Empowering patients and providers to improve care for urinary incontinence: EMPOWER Study
Urinary incontinence (UI) affects over 50% of women. Non-surgical treatment, including behavioral
interventions or pharmacotherapy, is usually effective, but recognition and evidence-based care for this
condition remains suboptimal. Frontline treatment in primary care, with system support and specialty backup,
has great potential, but a variety of patient-, provider-, and system-level barriers result in under-diagnosis and
suboptimal management.
Therefore, using established patient-centered outcomes research evidence for nonsurgical treatments for
urinary incontinence in women, we propose an integrated, multilevel (patient, provide, and system) approach
that addresses key barriers to diagnosing and managing UI in the primary care setting. Implementation
strategies include large-scale screening, empowering patients to discuss UI with their providers, provider
education and training, practice facilitation through nurse navigation, and a novel mobile platform “chatbot” to
engage patients in self-management of their UI. A system-based strategy for streamlined referral and
treatment will also be implemented. The implementation plan is fully aligned with AHRQ's EvidenceNow
framework: practice facilitation, expert consultation, shared learning collaborative, data feedback and
benchmarking, and health-information technology support.

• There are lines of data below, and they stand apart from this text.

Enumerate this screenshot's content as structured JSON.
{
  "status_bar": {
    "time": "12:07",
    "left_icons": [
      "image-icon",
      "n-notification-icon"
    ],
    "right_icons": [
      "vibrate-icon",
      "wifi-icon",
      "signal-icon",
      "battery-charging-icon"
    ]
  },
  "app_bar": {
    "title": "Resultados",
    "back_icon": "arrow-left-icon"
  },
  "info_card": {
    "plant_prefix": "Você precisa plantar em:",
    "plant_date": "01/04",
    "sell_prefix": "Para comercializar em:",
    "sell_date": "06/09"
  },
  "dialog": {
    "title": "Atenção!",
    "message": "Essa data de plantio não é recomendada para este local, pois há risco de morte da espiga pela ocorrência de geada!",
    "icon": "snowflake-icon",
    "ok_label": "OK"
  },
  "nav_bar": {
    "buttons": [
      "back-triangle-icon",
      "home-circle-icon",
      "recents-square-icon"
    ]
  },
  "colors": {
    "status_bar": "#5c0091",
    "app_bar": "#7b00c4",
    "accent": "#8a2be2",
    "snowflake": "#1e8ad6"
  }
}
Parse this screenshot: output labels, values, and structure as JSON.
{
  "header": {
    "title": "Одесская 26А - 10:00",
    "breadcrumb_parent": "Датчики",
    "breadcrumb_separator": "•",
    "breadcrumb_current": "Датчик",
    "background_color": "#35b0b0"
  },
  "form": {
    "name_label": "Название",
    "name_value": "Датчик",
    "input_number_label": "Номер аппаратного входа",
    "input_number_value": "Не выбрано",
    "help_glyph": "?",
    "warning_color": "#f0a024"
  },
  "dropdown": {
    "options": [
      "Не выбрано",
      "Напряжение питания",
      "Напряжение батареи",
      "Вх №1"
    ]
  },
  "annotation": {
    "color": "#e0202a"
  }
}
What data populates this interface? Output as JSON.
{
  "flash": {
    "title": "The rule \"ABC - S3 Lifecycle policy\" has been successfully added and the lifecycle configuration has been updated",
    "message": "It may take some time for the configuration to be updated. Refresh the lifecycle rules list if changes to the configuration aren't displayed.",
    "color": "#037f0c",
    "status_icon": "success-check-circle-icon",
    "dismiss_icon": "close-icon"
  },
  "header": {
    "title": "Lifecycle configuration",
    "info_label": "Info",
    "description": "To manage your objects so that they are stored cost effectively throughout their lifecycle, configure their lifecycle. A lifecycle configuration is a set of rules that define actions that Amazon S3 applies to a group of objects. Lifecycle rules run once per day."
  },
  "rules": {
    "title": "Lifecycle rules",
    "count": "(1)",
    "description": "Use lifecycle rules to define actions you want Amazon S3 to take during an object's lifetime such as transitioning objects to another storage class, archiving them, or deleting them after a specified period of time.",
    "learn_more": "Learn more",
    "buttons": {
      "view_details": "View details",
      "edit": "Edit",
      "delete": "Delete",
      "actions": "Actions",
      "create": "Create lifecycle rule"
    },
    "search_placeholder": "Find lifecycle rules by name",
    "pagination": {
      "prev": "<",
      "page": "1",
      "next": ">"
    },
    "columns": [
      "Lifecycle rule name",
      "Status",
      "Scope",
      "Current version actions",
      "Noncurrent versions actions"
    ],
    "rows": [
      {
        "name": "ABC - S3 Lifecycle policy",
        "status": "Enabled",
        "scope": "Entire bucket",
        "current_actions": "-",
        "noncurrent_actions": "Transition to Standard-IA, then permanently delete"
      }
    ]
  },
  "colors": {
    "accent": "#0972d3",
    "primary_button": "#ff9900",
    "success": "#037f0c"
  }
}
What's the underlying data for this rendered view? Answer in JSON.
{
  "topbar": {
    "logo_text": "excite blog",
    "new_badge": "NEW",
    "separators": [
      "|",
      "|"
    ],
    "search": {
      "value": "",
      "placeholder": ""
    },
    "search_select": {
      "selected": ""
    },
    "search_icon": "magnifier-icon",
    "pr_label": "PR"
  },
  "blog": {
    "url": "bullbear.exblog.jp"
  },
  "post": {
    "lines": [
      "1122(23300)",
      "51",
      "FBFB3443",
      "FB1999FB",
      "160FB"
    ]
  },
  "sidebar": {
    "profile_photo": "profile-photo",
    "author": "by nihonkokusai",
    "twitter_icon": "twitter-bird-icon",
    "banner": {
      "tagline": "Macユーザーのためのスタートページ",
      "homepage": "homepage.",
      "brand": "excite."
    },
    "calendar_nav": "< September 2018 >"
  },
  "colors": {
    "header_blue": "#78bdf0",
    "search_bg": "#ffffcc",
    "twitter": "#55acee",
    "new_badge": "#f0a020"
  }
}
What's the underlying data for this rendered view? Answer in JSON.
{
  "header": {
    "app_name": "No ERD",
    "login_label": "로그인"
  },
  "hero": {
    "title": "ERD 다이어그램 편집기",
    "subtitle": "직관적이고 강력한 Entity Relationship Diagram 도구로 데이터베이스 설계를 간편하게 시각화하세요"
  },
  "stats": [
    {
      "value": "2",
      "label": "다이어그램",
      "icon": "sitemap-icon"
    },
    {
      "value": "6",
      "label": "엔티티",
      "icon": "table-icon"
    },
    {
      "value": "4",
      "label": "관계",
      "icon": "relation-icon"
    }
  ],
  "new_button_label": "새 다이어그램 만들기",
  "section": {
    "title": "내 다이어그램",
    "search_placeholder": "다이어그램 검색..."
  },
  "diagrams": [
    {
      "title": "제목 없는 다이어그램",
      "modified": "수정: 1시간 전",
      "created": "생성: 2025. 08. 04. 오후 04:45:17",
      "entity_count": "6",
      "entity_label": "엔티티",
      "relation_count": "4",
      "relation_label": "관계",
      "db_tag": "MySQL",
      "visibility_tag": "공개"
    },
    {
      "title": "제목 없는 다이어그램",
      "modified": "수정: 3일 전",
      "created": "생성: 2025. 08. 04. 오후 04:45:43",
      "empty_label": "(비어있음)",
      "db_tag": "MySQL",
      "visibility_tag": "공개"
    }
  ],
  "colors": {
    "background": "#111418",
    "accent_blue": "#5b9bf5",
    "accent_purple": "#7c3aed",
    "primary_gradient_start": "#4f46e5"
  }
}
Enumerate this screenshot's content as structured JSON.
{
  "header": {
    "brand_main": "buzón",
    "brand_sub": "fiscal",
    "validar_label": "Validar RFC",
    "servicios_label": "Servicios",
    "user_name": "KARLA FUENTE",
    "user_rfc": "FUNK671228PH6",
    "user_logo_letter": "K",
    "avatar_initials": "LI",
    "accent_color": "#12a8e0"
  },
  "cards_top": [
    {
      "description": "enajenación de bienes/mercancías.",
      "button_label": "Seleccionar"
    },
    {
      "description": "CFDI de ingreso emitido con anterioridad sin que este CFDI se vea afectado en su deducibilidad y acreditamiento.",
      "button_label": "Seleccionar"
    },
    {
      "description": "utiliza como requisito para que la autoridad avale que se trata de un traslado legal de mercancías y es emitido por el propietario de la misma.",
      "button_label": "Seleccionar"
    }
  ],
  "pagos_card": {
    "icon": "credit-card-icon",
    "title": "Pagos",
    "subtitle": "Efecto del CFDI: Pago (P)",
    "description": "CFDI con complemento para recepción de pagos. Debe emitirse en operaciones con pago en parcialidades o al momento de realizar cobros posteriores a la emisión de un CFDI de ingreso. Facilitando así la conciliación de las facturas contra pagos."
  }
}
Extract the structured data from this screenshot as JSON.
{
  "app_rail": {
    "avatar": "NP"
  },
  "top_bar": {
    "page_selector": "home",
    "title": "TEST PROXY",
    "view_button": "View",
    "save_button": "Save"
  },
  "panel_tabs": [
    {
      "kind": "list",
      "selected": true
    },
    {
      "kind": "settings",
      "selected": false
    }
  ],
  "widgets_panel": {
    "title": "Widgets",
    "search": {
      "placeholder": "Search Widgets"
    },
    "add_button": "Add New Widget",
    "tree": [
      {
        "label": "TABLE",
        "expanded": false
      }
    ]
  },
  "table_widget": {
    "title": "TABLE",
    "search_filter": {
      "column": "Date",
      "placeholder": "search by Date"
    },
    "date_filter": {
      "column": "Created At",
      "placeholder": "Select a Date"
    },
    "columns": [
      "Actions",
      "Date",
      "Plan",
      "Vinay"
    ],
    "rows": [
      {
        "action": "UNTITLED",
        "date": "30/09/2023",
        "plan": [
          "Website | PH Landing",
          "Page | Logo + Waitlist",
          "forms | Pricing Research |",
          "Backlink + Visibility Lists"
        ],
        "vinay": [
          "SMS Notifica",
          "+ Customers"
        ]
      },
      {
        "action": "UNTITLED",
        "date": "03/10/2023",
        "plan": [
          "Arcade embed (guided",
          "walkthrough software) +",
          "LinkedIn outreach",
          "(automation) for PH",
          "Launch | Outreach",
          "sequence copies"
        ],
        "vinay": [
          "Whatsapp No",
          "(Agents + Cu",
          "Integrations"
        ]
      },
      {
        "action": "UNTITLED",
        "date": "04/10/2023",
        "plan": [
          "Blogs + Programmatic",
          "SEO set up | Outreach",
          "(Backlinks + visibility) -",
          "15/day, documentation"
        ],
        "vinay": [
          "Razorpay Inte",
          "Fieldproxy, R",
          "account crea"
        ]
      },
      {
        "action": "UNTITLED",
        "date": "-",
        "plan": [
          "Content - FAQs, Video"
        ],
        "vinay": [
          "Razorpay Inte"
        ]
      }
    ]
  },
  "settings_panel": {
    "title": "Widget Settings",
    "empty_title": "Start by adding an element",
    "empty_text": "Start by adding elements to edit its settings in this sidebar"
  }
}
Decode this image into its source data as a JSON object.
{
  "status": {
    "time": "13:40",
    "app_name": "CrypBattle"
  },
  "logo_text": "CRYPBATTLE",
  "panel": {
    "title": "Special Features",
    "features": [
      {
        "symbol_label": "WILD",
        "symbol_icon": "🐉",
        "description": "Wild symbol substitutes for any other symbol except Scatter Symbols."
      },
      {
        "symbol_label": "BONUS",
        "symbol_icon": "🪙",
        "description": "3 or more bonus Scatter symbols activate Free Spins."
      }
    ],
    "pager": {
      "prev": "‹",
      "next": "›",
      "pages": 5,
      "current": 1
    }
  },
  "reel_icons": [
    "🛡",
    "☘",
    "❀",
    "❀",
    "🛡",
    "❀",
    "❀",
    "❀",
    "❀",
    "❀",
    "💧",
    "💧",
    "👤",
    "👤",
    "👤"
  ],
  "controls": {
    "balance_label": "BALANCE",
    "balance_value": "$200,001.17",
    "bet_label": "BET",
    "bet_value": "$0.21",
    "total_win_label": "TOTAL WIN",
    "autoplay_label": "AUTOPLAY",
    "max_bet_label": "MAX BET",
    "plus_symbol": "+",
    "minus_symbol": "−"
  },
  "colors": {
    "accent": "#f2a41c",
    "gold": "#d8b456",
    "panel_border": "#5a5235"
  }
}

Over the course of 3 years, we aim to 1) Implement the “Empowerment for Improving UI” program across a
large network of primary care practices. The program will involve systematic screening and identification of UI,
patient empowerment, provider training and empowerment, nurse navigation, and simple and practical
evidence-based technology. We hypothesize that the program will be implemented with fidelity to all planned
elements and with local tailoring in all recruited practices. 2) Create an evidence-based patient-centered care
pathway that minimizes burden on primary care while optimizing health-information systems, including an
embedded electronic screening tool, that lead to sustainable improvement in quality of care. 3) Assess the
impact of the Empowering for Improving UI intervention on outcomes important to patients and on provider
knowledge and confidence, practice workflow and satisfaction among practice providers and staff. Through a
systemic intervention that is multilevel, patient-oriented and supportive of primary care practice, and a rigorous
mixed methods analysis, the proposed research has great potential to improve practice and patient outcomes
and to generate transportable new knowledge to improve care for women with urinary incontinence.